Valentina's voice echoed across the hall as they dragged her toward the doors. "This isn't over. I'll find out who you are, you little worm. I'll find out and I'll make you regret ever opening your mouth."

The doors closed behind her. The hall went quiet, then slowly returned to its hum of conversation and shuffling feet.

Dante returned to his spot in line. The girl with the short brown hair was still standing there, her registration form smoothed flat against her thigh, and she looked at him with eyes that were too bright.

"Thank you. You didn't have to do that. I really appreciate..."

"Mind your place," Dante said without looking at her. "And stand up straighter. People target the ones who look like they want to disappear."

He turned away. It wasn't heroism. It was principle.

The line moved. His number was called twenty minutes later.

The booth was small, separated from the others by frosted glass dividers. The woman behind the counter was in her thirties, sharp-eyed, dark hair pulled back tight, wearing the Association's gray uniform with a silver pin on her collar. She looked at him the way a customs officer looks at a passport that might be forged.

"Name?"

"Dante Moretti."

"Awakening date?"

"Three days ago. During the incident at Educational Zone 39."

Her fingers paused on the keyboard. Something flickered behind her eyes, a calculation being run, a timeline being checked. Zone 39. The dimensional breach. The erased Blightbearers. She knew the report. Everyone in this building probably knew the report.

"Class?"

"Fallen Priest."

She looked up from her screen. "Fallen Priest?"

"That's what the system gave me."

"That classification isn't in our standard database, Mr. Moretti. I'll need to log it manually." She typed something, and he could see her reading the screen twice before continuing. "Rank?"

"I'd rather not share that."

Her eyebrows rose, just slightly, just enough. "Rank disclosure is voluntary for new registrations, but it does affect your initial benefit tier."

"I understand. I'll pass for now."

She studied him for a long moment, her fingers resting on the keyboard without pressing anything. Then she reached beneath the counter and produced a small metal pin. Circular emblem, faintly glowing, light enough to sit in his palm like a coin but heavy with everything it represented.

"This is your Awakening Badge. It grants you access to low-tier dungeons, use of awakened abilities in controlled zones, and a base monthly income of 25,000 Zen deposited to whatever account you register." She placed it in his hand. "At Rank D verification, you unlock access to the Association store.
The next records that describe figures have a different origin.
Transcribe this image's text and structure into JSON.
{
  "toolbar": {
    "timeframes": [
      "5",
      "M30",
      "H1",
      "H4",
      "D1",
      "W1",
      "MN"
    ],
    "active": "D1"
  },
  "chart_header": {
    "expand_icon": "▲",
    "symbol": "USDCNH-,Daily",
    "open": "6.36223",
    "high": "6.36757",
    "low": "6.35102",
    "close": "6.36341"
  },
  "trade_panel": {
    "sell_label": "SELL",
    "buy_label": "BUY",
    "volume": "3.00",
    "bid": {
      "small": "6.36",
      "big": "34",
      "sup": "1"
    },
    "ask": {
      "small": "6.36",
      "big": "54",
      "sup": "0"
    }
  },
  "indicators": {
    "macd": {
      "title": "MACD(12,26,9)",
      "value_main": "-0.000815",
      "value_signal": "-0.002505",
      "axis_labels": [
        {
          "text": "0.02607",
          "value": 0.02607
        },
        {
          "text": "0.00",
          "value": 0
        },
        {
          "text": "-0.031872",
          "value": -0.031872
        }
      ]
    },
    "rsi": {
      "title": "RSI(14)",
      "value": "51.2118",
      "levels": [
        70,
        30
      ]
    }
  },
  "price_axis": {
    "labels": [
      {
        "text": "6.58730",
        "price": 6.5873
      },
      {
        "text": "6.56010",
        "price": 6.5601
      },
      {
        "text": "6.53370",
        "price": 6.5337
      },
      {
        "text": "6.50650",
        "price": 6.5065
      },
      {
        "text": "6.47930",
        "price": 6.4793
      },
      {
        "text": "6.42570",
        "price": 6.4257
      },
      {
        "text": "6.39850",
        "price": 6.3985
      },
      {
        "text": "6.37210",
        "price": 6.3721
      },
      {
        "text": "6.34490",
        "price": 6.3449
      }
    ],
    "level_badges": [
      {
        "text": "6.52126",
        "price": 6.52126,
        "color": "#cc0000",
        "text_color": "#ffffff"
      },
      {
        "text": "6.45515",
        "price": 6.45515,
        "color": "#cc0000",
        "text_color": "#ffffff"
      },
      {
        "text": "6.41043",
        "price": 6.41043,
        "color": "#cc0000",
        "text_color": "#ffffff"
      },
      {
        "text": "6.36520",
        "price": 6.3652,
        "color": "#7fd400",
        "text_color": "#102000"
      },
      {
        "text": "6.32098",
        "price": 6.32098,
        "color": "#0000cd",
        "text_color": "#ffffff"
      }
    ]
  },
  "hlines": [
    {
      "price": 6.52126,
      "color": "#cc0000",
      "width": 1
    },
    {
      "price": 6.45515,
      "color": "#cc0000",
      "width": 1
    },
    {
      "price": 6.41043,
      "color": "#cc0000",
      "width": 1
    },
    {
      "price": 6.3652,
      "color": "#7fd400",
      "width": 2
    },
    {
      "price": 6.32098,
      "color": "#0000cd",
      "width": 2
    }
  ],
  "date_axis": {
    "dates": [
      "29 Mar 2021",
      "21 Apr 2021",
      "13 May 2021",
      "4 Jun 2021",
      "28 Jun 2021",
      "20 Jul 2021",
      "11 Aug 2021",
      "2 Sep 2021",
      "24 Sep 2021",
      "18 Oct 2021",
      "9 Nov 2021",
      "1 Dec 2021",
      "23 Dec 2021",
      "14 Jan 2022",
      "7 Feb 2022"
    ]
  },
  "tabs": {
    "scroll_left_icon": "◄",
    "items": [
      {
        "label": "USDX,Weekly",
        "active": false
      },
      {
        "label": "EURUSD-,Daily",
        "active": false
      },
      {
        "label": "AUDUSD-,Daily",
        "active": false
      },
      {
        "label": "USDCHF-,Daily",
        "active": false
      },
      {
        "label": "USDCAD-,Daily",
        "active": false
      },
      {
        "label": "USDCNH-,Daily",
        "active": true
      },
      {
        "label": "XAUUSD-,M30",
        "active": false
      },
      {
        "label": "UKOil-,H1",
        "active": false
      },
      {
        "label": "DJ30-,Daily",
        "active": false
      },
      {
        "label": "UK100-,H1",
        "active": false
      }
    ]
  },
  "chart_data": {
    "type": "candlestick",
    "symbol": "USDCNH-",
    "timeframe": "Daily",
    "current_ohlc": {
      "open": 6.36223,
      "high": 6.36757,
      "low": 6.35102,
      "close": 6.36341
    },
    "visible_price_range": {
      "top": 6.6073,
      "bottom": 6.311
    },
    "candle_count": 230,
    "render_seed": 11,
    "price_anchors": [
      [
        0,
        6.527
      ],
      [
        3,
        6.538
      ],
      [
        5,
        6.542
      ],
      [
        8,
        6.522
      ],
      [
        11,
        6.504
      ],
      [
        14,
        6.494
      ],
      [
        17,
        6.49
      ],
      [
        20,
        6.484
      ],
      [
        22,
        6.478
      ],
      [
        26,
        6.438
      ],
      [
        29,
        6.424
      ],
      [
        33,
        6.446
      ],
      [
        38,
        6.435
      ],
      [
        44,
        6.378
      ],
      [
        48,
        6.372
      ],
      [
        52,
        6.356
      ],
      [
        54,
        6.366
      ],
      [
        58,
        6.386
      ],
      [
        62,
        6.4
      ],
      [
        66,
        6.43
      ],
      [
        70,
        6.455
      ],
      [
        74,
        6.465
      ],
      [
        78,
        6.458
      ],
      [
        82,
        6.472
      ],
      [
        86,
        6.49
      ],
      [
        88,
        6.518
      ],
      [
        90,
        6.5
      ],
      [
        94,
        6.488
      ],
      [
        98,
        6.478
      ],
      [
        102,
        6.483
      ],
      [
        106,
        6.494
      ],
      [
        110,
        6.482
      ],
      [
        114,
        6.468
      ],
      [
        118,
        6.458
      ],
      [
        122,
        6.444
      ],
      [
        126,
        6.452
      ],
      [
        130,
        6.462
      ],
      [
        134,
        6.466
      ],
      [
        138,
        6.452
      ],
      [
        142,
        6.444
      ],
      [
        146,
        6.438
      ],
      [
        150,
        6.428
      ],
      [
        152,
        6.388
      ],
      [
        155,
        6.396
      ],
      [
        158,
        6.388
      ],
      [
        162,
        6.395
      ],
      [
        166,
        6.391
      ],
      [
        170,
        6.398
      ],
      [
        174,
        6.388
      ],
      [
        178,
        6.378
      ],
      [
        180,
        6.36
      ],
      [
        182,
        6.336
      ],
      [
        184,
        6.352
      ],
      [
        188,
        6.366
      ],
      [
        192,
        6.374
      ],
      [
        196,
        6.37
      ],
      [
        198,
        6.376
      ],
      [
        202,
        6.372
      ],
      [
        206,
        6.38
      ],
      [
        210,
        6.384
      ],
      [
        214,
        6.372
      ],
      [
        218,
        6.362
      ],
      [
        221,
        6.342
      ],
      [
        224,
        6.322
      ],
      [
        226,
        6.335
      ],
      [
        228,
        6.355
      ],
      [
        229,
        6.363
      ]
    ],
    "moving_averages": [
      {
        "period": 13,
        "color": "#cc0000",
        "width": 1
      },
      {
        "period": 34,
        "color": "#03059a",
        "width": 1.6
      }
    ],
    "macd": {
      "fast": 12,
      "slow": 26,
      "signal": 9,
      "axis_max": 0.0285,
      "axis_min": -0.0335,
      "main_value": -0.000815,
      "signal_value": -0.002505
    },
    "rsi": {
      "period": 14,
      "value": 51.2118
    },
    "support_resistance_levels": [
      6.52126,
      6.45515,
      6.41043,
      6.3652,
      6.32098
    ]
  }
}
Rare items, specialized gear, medical insurance that covers immediate family, and advanced training programs. Higher ranks unlock higher tiers."

"Thank you."

"Mr. Moretti." Her voice caught him as he turned. "Fallen Priest is a name I've never seen in fifteen years at this desk. Whatever that class is, wherever it came from, it's going to attract attention. I'd suggest you prepare for that."

He pocketed the badge and walked away.

Her gaze followed him across the hall, steady and sharp, the gaze of someone who knew something was different about the boy who just stood at her counter and couldn't yet name what it was.

But it was only a matter of time before everyone did.